Immediate reaction, its a decent bit of kit, well put together in the style of those DIY/short run synth box things you see new/small builders produce. Solid top plate with plenty of flashing lights and smartly designed gold paint everywhere. Sides open, but I guess this is a box for desktop noodling, not taking out on the road.
It kind of does what it does. It generates bass lines of 1-16 notes quickly and easily, using five not particularly complex algorithms - spanning scales, arpeggios and slightly greater randomness. You can set the scale type, which covers the usual bases. You can set the octave. You set it going, and the “mutation” control affects the speed with which it switches notes. You can point an LFO at various stuff, modulate accordingly, and, mainly, mess around with the cut-off, drive and resonance of a fairly gnarly low pass filter.
Is it any good and is it any use? Well kind of. It’s pretty simple, pretty fun and slightly hypnotically compelling. With the slight caveat that what it spits out can vary from amazing and inspiring to fairly drab and tedious. And you don’t really know in advance what you are going to get. Such is the way with generative synths, I guess.

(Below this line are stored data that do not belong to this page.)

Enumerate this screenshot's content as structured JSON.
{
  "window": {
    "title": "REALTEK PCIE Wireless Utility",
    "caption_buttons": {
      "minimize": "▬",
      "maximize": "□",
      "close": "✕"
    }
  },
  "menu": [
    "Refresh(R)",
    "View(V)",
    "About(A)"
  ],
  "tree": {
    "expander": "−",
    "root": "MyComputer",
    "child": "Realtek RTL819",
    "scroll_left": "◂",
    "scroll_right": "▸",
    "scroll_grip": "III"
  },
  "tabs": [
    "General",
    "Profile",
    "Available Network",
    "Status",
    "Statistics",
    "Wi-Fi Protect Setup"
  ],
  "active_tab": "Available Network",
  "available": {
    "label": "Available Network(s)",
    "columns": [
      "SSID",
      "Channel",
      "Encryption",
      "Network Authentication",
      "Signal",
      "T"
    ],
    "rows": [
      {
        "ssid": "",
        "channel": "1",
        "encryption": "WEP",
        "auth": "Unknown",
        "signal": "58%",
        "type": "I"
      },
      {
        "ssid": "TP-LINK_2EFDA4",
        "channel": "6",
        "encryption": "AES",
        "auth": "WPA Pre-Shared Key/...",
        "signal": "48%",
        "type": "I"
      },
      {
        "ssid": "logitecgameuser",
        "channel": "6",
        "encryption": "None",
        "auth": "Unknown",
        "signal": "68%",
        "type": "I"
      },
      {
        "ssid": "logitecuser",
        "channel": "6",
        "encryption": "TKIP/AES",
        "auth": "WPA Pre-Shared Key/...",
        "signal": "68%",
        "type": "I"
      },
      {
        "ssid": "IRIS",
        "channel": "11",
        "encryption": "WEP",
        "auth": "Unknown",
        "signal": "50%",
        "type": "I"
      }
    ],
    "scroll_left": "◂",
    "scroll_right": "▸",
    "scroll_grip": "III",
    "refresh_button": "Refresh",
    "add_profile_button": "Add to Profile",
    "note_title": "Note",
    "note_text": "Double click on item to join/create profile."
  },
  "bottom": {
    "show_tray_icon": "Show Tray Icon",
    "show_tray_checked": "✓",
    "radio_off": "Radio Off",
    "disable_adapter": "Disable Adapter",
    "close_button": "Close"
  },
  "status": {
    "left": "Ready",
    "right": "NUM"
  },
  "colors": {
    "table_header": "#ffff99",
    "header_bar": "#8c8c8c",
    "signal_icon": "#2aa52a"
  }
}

I’ve found myself setting mutation on high to speed run through variations until something sounds decent (not always fast) then quickly turning mutation to zero to freeze it whilst I mess around with filters, sample or generally enjoy it as is. When a while later I find myself bored again, I whack the mutation rate up again in search of something else. I’m sure there are more sophisticated ways of approaching things. Then back down again. I haven’t quite got into just setting things somewhere in the middle and enjoying it taking me on a slow generative journey somewhere. But maybe that’s just me. Perhaps I should just record everything and then clip bits that work. Or just set it going and enjoy whatever it does. Who knows? Actually at times, it is fun just to let it go, mess around with the gate length to get some nice plucky percussive sounds, go wild with the filter and enjoy the ride.
Focusing on the filter (which the instructions rightly point to as the main star of the show) - it is definitely decent enough. Supposedly based on the MS-20, but who knows really. The non-resonant HP doesnt really offer much. But the LP filter is fun, if (maybe) slightly granular/lo-res in its movement between steps. Maybe its just an artefact of the choppiness of what this box turns out and just my ears or something to do with the low res visualisations confusing my brain, but the cut-off doesn’t seem to sweep 100% smoothly unless you turn it quickly so as not to notice the joins, you sort of seem to be able to hear the steps as you go. And at times (it is all a bit interactive) the space between not clipping and clipping very much on the filter drive can very small indeed, farting bass is only ever a tweak away. But it is all fun, and not of this should be taken as suggesting it is in any way terrible for what it is, which is basically a marvellously engineered tiny Arduino Nano thingy.
So, is it worth it? Yes if you like little self contained boxes of tricks, that do something quite interesting for not much cash, and that you can drag out to allow friends to mess around for bassline lols (hey don’t judge my social life…). I have a stack of such amusements, and find it hard to not keep on adding to them from time to time.
At roughly the same price as the Stylophone CPM DS-2, it feels somewhat better built, but maybe also slightly less capable and fun (judging them both as cheapish musical toys designed primarily for diversion and amusement, I recognise they are very different categories of thing). But it does what it says on the tin, sounds decent doing it, doesn’t take up much space and looks nice, and thats a pretty decent set of wins. Compared to other small fun short-run boxes such as the wide variety of noisemakers from RC Circuits or JMT, or the Gecko Loopsynth it’s actually pretty well priced for what it is. Does it compare to something like the much cheaper Behringer Grind for bang for cheap bucks? Not really. But there are loads of them around, they aren’t inherently interesting as objects, and this sort of is.
Likely fate over the course of the year? I suspect I’ll spend a few weeks messing round manically with it, stick it on a shelf, remember it a few months later, and then sell it on to someone else to rinse and repeat. But that is as much due to my ADHD as its inherent qualities, which are definitely worthwhile.
Anyhow, enough rambling. Back to twiddling the “mutation” knob. As you do.